Sarebbero 22 mila gli inquilini che risultano essere morosi, molti dei quali addirittura da 27 anni, intercettati dal Comune di Napoli, che hanno provocato alle casse di Palazzo San Giacomo una ‘voragine’ quantificata in 160 milioni di euro circa. I dati sono emersi da un’attività di recupero degli affitti non corrisposti, avviata a fine anno, quando sono partiti formalmente gli di diffida nei confronti di utenti morosi, affittuari delle diverse tipologie di immobili di proprietà comunale e strutture complesse come ex scuole, aree, suoli e fondi rustici.
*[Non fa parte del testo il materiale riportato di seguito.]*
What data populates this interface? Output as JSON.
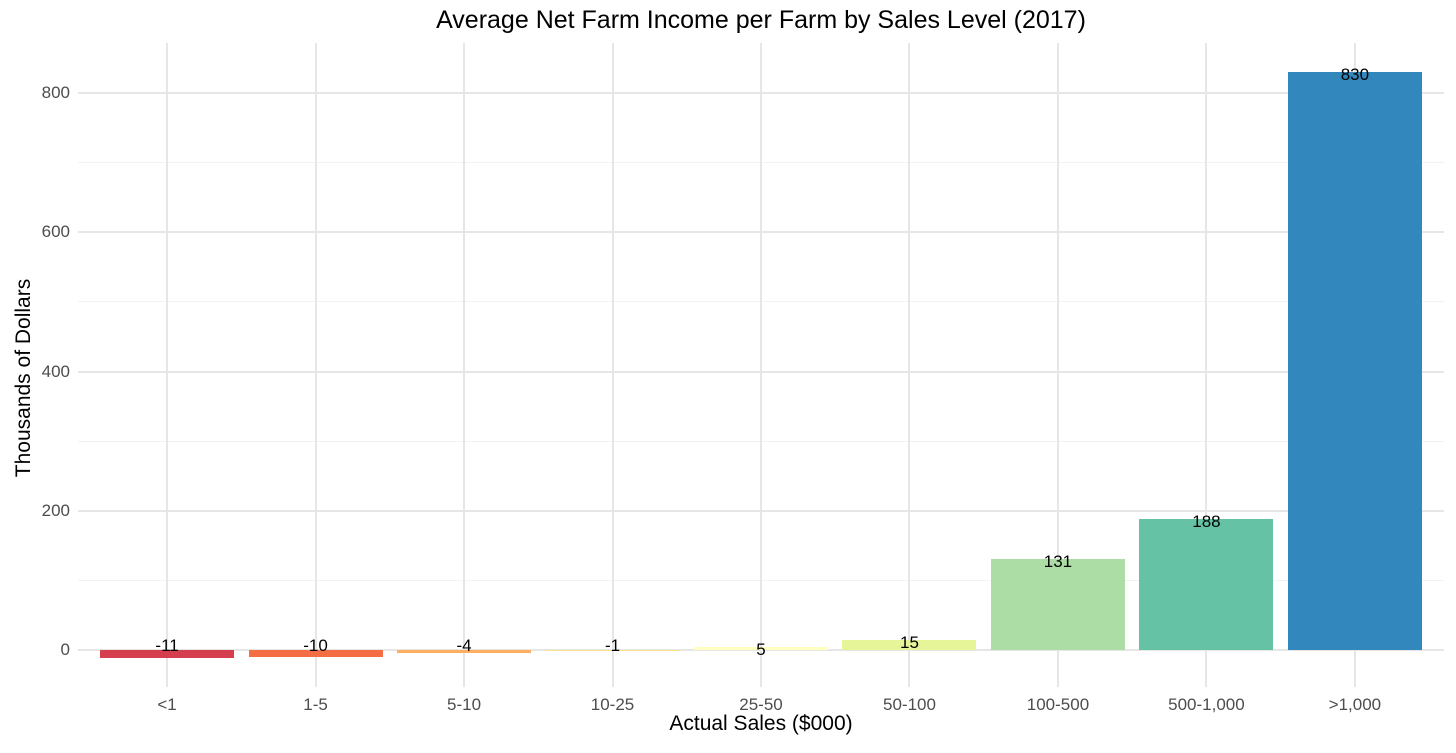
{
  "chart_data": {
    "type": "bar",
    "title": "Average Net Farm Income per Farm by Sales Level (2017)",
    "xlabel": "Actual Sales ($000)",
    "ylabel": "Thousands of Dollars",
    "categories": [
      "<1",
      "1-5",
      "5-10",
      "10-25",
      "25-50",
      "50-100",
      "100-500",
      "500-1,000",
      ">1,000"
    ],
    "values": [
      -11,
      -10,
      -4,
      -1,
      5,
      15,
      131,
      188,
      830
    ],
    "value_labels": [
      "-11",
      "-10",
      "-4",
      "-1",
      "5",
      "15",
      "131",
      "188",
      "830"
    ],
    "bar_colors": [
      "#d53e4f",
      "#f46d43",
      "#fdae61",
      "#fee08b",
      "#ffffbf",
      "#e6f598",
      "#abdda4",
      "#66c2a5",
      "#3288bd"
    ],
    "palette_name": "spectral-9",
    "ylim": [
      -53,
      872
    ],
    "yticks_major": [
      0,
      200,
      400,
      600,
      800
    ],
    "yticks_minor": [
      100,
      300,
      500,
      700
    ],
    "bar_width_fraction": 0.9,
    "grid": "on",
    "legend": "none",
    "colors": {
      "background": "#ffffff",
      "grid_major": "#e6e6e6",
      "grid_minor": "#f2f2f2",
      "tick_label": "#4d4d4d",
      "text": "#000000"
    }
  }
}
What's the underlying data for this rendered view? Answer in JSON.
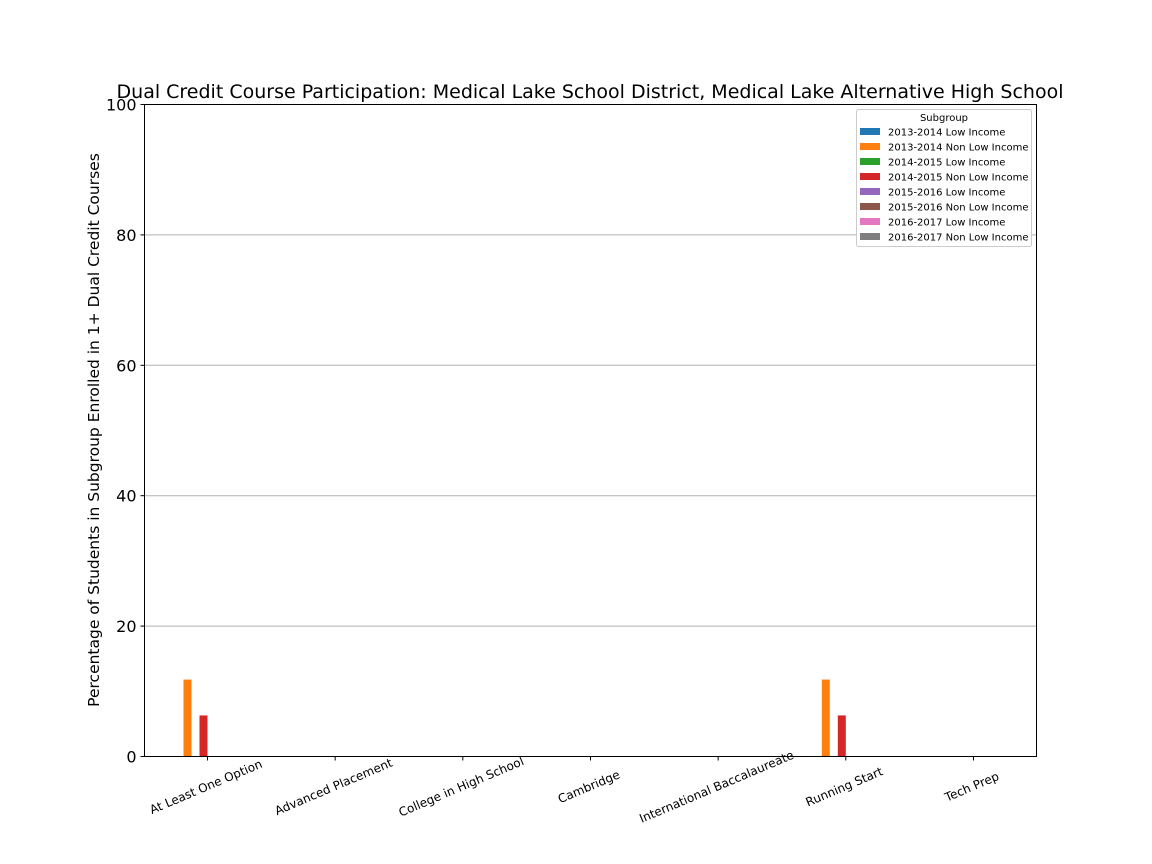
{
  "chart_data": {
    "type": "bar",
    "title": "Dual Credit Course Participation: Medical Lake School District, Medical Lake Alternative High School",
    "xlabel": "",
    "ylabel": "Percentage of Students in Subgroup Enrolled in 1+ Dual Credit Courses",
    "ylim": [
      0,
      100
    ],
    "yticks": [
      "0",
      "20",
      "40",
      "60",
      "80",
      "100"
    ],
    "grid": "horizontal",
    "legend_title": "Subgroup",
    "legend_position": "upper-right",
    "categories": [
      "At Least One Option",
      "Advanced Placement",
      "College in High School",
      "Cambridge",
      "International Baccalaureate",
      "Running Start",
      "Tech Prep"
    ],
    "series": [
      {
        "name": "2013-2014 Low Income",
        "color": "#1f77b4",
        "values": [
          0,
          0,
          0,
          0,
          0,
          0,
          0
        ]
      },
      {
        "name": "2013-2014 Non Low Income",
        "color": "#ff7f0e",
        "values": [
          11.8,
          0,
          0,
          0,
          0,
          11.8,
          0
        ]
      },
      {
        "name": "2014-2015 Low Income",
        "color": "#2ca02c",
        "values": [
          0,
          0,
          0,
          0,
          0,
          0,
          0
        ]
      },
      {
        "name": "2014-2015 Non Low Income",
        "color": "#d62728",
        "values": [
          6.3,
          0,
          0,
          0,
          0,
          6.3,
          0
        ]
      },
      {
        "name": "2015-2016 Low Income",
        "color": "#9467bd",
        "values": [
          0,
          0,
          0,
          0,
          0,
          0,
          0
        ]
      },
      {
        "name": "2015-2016 Non Low Income",
        "color": "#8c564b",
        "values": [
          0,
          0,
          0,
          0,
          0,
          0,
          0
        ]
      },
      {
        "name": "2016-2017 Low Income",
        "color": "#e377c2",
        "values": [
          0,
          0,
          0,
          0,
          0,
          0,
          0
        ]
      },
      {
        "name": "2016-2017 Non Low Income",
        "color": "#7f7f7f",
        "values": [
          0,
          0,
          0,
          0,
          0,
          0,
          0
        ]
      }
    ]
  }
}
L’obbiettivo è ora quello di recuperare i 160 milioni di debito contratto dagli utenti da gennaio 1991 a giugno 2018. “L’Amministrazione – spiega Vicesindaco con delega al Bilancio, Enrico Panini – sta migliorando concretamente le operazioni di riscossione per ridurre la morosità ed aumentare gli incassi derivanti dall’utilizzo del patrimonio immobiliare comunale”.  
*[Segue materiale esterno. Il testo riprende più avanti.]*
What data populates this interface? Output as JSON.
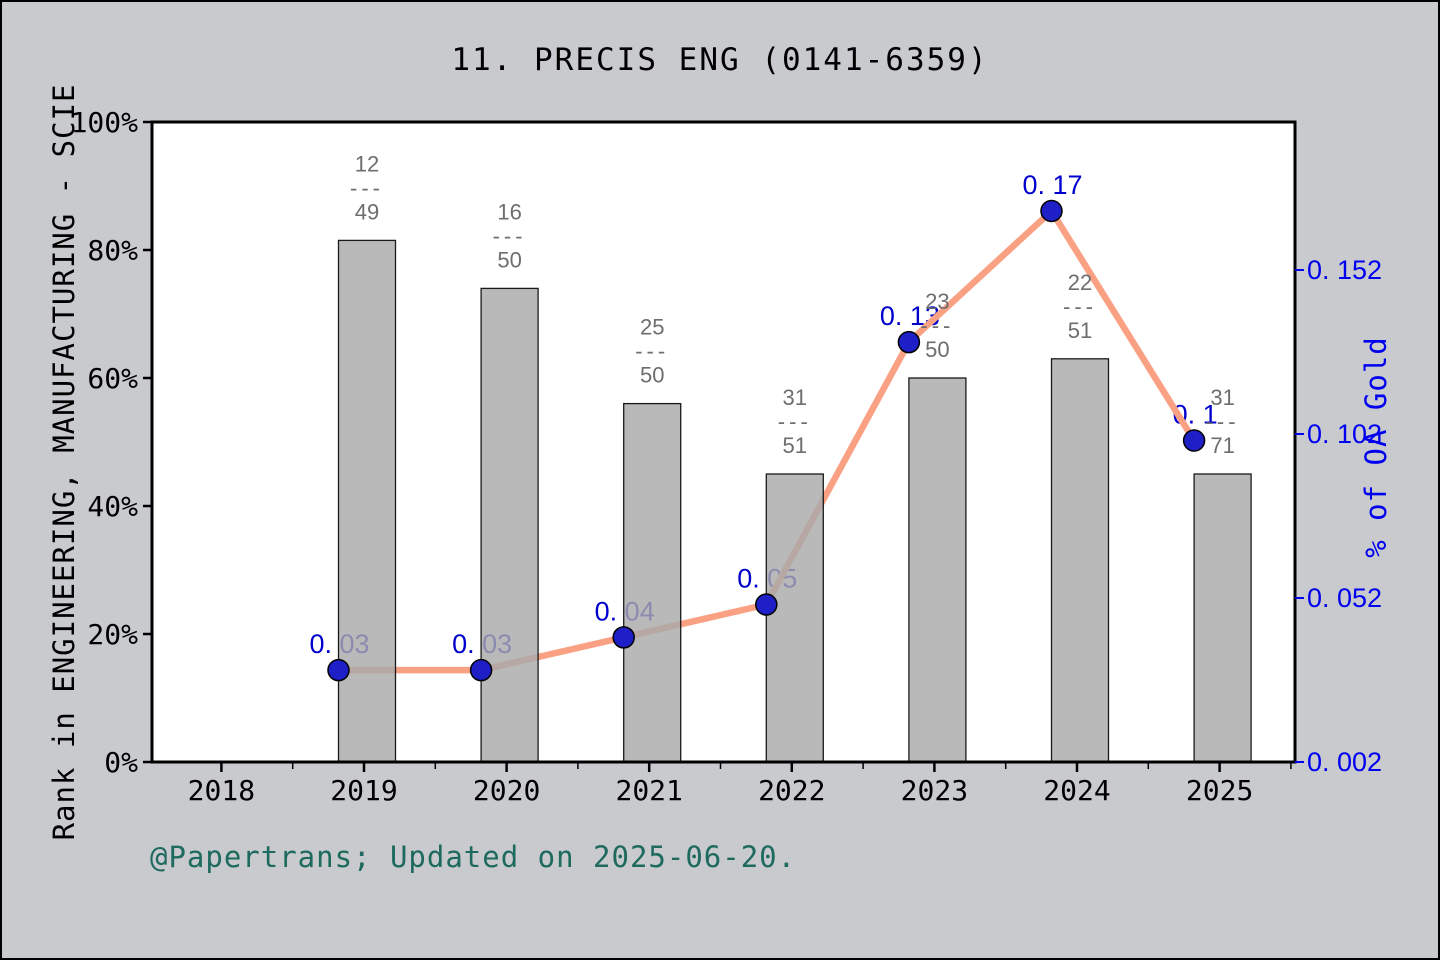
{
  "title": "11. PRECIS ENG (0141-6359)",
  "footer": "@Papertrans; Updated on 2025-06-20.",
  "axes": {
    "left": {
      "label": "Rank in ENGINEERING, MANUFACTURING - SCIE",
      "ticks": [
        "0%",
        "20%",
        "40%",
        "60%",
        "80%",
        "100%"
      ]
    },
    "right": {
      "label": "% of OA Gold",
      "ticks": [
        "0. 002",
        "0. 052",
        "0. 102",
        "0. 152"
      ]
    },
    "x": {
      "ticks": [
        "2018",
        "2019",
        "2020",
        "2021",
        "2022",
        "2023",
        "2024",
        "2025"
      ]
    }
  },
  "chart_data": [
    {
      "type": "bar",
      "title": "11. PRECIS ENG (0141-6359)",
      "categories": [
        "2019",
        "2020",
        "2021",
        "2022",
        "2023",
        "2024",
        "2025"
      ],
      "values": [
        81.5,
        74,
        56,
        45,
        60,
        63,
        45
      ],
      "bar_labels": [
        "12/49",
        "16/50",
        "25/50",
        "31/51",
        "23/50",
        "22/51",
        "31/71"
      ],
      "xlabel": "",
      "ylabel": "Rank in ENGINEERING, MANUFACTURING - SCIE",
      "ylim": [
        0,
        100
      ],
      "y_tick_values": [
        0,
        20,
        40,
        60,
        80,
        100
      ],
      "grid": false,
      "legend": false
    },
    {
      "type": "line",
      "categories": [
        "2019",
        "2020",
        "2021",
        "2022",
        "2023",
        "2024",
        "2025"
      ],
      "values": [
        0.03,
        0.03,
        0.04,
        0.05,
        0.13,
        0.17,
        0.1
      ],
      "point_labels": [
        "0. 03",
        "0. 03",
        "0. 04",
        "0. 05",
        "0. 13",
        "0. 17",
        "0. 1"
      ],
      "ylabel": "% of OA Gold",
      "yaxis": "right",
      "ylim": [
        0.002,
        0.202
      ],
      "y_ticks": [
        0.002,
        0.052,
        0.102,
        0.152
      ],
      "y_tick_labels": [
        "0. 002",
        "0. 052",
        "0. 102",
        "0. 152"
      ],
      "grid": false,
      "legend": false
    }
  ],
  "colors": {
    "background": "#c8cacd",
    "plot_background": "#ffffff",
    "axis_spine": "#000000",
    "bar_fill": "#a9a9a9",
    "bar_border": "#1a1a1a",
    "line": "#faa183",
    "marker": "#1f1fc8",
    "marker_border": "#000000",
    "value_label": "#0000cc",
    "right_axis": "#0000ee",
    "fraction_label": "#6e6e6e",
    "footer_text": "#1e6a5f"
  }
}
Intanto, a due mesi dall’avvio delle diffide, l’intervento ha già prodotto risultati ricevendo, a fine febbraio 2019, riscontro da circa 6 mila utenti, dei quali più della metà ha richiesto di accedere al beneficio del piano di rateizzo per il pagamento di quanto dovuto. “I primi effetti positivi dell’incisività di quest’intervento sono già visibili – dichiara poi Panini -. In un solo mese, quello di dicembre, gli utenti hanno saldato in un’unica soluzione, circa 685 mila euro dei debiti contratti in questi anni e il dato tenderà a crescere in tempi brevi, contando anche sul perfezionamento delle pratiche di rateizzo. L’attività, condotta in sinergia con Napoli Servizi, rientra nelle più ampie azioni prioritarie di recupero dell’evasione che l’Amministrazione sta portando avanti con fermezza in più settori, sia in quello delle entrate patrimoniali che in quello tributario”.